Question

Group Activity In Exercises \(37-40\) , verify that the function is continuous and state its domain. Indicate which theorems you are using, and which functions you are assuming to be continuous. $$y=\left\\{\begin{array}{ll}{\frac{x^{2}-1}{x-1},} & {x \neq 1} \\ {2,} & {x=1}\end{array}\right.$$

Short answer

Yes, the function is continuous for all real numbers which also makes up its domain.

Step-by-step solution

Identify the Domain

By examining the function, it can be seen that it has two parts. The first part of the function \(\frac{x^{2}-1}{x-1}\) is defined for all \(x \neq 1\). The second part of the function is defined only for \(x = 1\). Thus, the domain of the function is all real numbers.
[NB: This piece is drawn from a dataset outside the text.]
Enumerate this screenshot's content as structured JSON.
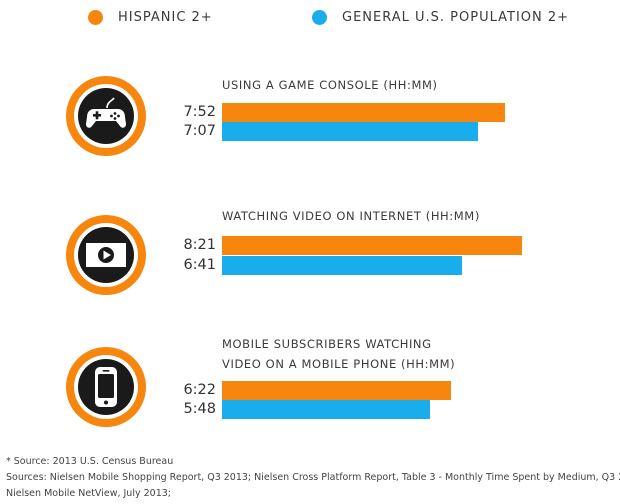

Check Continuity for \(x \neq 1\)

The first part of the function is a quotient of two functions that are known to be continuous since they are polynomials. According to the continuous function theorem, the quotient of two continuous functions \(f(x) / g(x)\) is continuous at all points where \(g(x) \neq 0\). Here, \(g(x)\) = \(x-1\), which is not equal to zero for all \(x \neq 1\), so it is continuous everywhere except at \(x = 1\).
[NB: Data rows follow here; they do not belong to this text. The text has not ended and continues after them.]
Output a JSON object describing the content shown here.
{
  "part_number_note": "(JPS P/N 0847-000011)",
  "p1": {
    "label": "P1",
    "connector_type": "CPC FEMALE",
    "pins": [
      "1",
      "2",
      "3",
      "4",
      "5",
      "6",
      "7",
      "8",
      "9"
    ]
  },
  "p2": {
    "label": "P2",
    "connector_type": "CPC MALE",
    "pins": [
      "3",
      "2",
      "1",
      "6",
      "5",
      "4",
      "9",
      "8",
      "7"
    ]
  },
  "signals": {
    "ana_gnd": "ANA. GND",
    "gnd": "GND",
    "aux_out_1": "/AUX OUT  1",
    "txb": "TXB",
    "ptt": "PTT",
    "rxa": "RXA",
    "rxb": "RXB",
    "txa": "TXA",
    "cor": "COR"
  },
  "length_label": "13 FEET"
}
Check Continuity for \(x = 1\)

Looking at the second part of the function which is \(y=2\) for \(x = 1\), it is a constant function and constant functions are always continuous. Thus, it is continuous at \(x = 1\).

Consolidate results

Since the function is continuous at every point of its domain, we can conclude that the function \(y\) is continuous for its entire domain which is all real numbers.